Daniel Solander was on the first voyage with Captain Cook and gathered many specimens alongside Banks. The collection formed the basis of an initial body of knowledge of the botany of native plants here and in Australia. Cook’s second voyage had Anders Sparrman as an assistant naturalist. Both these scientists were enlightened for their time and had an appreciation for indigenous knowledge and an innate understanding of what we would now recognise as environmental science.

We learned from Professor Sörlin about the origin of the word “environment” and its gradual change to the word we understand by it these days. The word was originally from French and meant surround or a demarcation. We were taken on a journey of discovery by the professor to see how over time many authors contributed to the way we have come to understand the role humans play in the environment around us.

William Vogt wrote “Road to survival” post war and the word “environment” appeared with its new meaning here.

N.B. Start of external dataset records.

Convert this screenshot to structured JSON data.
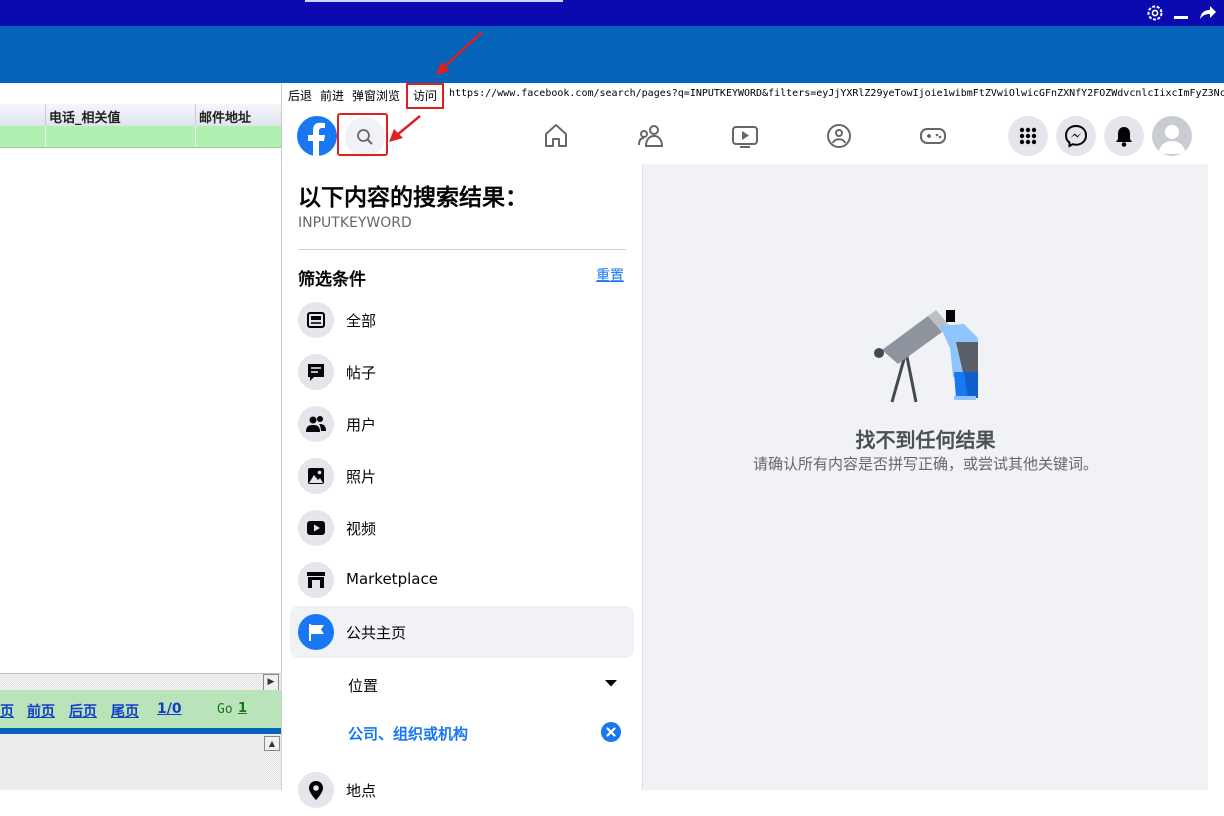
{
  "topbar": {
    "settings_icon": "gear-icon",
    "minimize_icon": "minimize-icon",
    "return_icon": "return-arrow-icon",
    "color": "#0a0ab0"
  },
  "grid": {
    "columns": [
      "电话_相关值",
      "邮件地址"
    ],
    "row_color": "#b2f0b2",
    "pager": {
      "first_partial": "页",
      "prev": "前页",
      "next": "后页",
      "last": "尾页",
      "page_info": "1/0",
      "go_label": "Go",
      "go_page": "1"
    }
  },
  "browser": {
    "back": "后退",
    "forward": "前进",
    "popup_browse": "弹窗浏览",
    "visit": "访问",
    "url": "https://www.facebook.com/search/pages?q=INPUTKEYWORD&filters=eyJjYXRlZ29yeTowIjoie1wibmFtZVwiOlwicGFnZXNfY2FOZWdvcnlcIixcImFyZ3Nc"
  },
  "fb_nav": {
    "logo_icon": "facebook-logo-icon",
    "search_icon": "search-icon",
    "center_icons": [
      "home-icon",
      "friends-icon",
      "watch-icon",
      "groups-icon",
      "gaming-icon"
    ],
    "right_icons": [
      "menu-grid-icon",
      "messenger-icon",
      "notifications-icon",
      "profile-avatar-icon"
    ],
    "brand_color": "#1877f2"
  },
  "search_panel": {
    "title": "以下内容的搜索结果：",
    "keyword": "INPUTKEYWORD",
    "filter_title": "筛选条件",
    "reset": "重置",
    "filters": [
      {
        "label": "全部",
        "icon": "all-results-icon"
      },
      {
        "label": "帖子",
        "icon": "posts-icon"
      },
      {
        "label": "用户",
        "icon": "people-icon"
      },
      {
        "label": "照片",
        "icon": "photos-icon"
      },
      {
        "label": "视频",
        "icon": "videos-icon"
      },
      {
        "label": "Marketplace",
        "icon": "marketplace-icon"
      },
      {
        "label": "公共主页",
        "icon": "pages-flag-icon",
        "active": true
      }
    ],
    "sub_filters": [
      {
        "label": "位置",
        "icon": "dropdown-caret-icon"
      },
      {
        "label": "公司、组织或机构",
        "icon": "clear-filter-icon",
        "selected": true
      }
    ],
    "partial_item": {
      "label": "地点",
      "icon": "places-icon"
    }
  },
  "main": {
    "illustration_icon": "telescope-person-icon",
    "empty_title": "找不到任何结果",
    "empty_subtitle": "请确认所有内容是否拼写正确，或尝试其他关键词。"
  },
  "annotations": {
    "color": "#e02020"
  }
}
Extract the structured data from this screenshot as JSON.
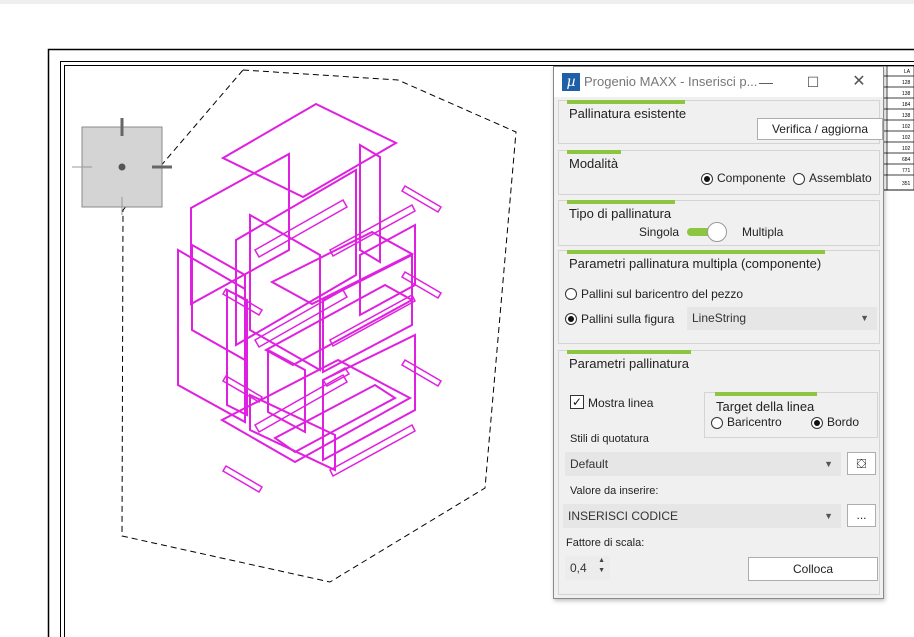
{
  "dialog": {
    "title": "Progenio MAXX - Inserisci p...",
    "app_icon": "µ",
    "controls": {
      "minimize": "—",
      "maximize": "☐",
      "close": "✕"
    },
    "existing": {
      "title": "Pallinatura esistente",
      "verify_button": "Verifica / aggiorna"
    },
    "mode": {
      "title": "Modalità",
      "options": [
        "Componente",
        "Assemblato"
      ],
      "selected": "Componente"
    },
    "type": {
      "title": "Tipo di pallinatura",
      "left": "Singola",
      "right": "Multipla",
      "value": "Multipla"
    },
    "multi": {
      "title": "Parametri pallinatura multipla (componente)",
      "option_center": "Pallini sul baricentro del pezzo",
      "option_figure": "Pallini sulla figura",
      "selected": "Pallini sulla figura",
      "figure_combo": "LineString"
    },
    "params": {
      "title": "Parametri pallinatura",
      "show_line_label": "Mostra linea",
      "show_line_checked": true,
      "target": {
        "title": "Target della linea",
        "options": [
          "Baricentro",
          "Bordo"
        ],
        "selected": "Bordo"
      },
      "styles_label": "Stili di quotatura",
      "style_value": "Default",
      "value_label": "Valore da inserire:",
      "value_value": "INSERISCI CODICE",
      "more_button": "...",
      "scale_label": "Fattore di scala:",
      "scale_value": "0,4",
      "place_button": "Colloca"
    }
  },
  "table_fragment": {
    "header": "LA",
    "rows": [
      "128",
      "138",
      "184",
      "138",
      "102",
      "102",
      "102",
      "684",
      "771",
      "351"
    ]
  },
  "colors": {
    "drawing": "#e020e0",
    "accent": "#8cc63f",
    "sheet_border": "#000000"
  }
}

Until Vogt, it was generally thought that nature worked on humans. Vogt realised it was often the other way around. He saw us destroying nature through our greed or clumsiness. Every chapter in his book addressed problems like overpopulation, erosion and poverty.

Professor Sörlin introduced the word “Anthropocene” as a proposed new epoch dating from the time of significant human impact on the Earth’s ecosystem. Recent human activity has altered the environment so much that the Earth is quite different from the planetary system that typified the Holocene epoch.

It’s apparent the work is not yet done in shifting everyone’s understanding to believe the impact we have on our planet. Professor Sörlin explained that the wealthy cross the limits often and the poor have limited effect. The question time at the end indicated the audience understood there was work to do, both locally and globally. Big business, politicians and individuals. All of us – standing together on the shoulders of enlightened early naturalists, along with Greta, trying to effect good change.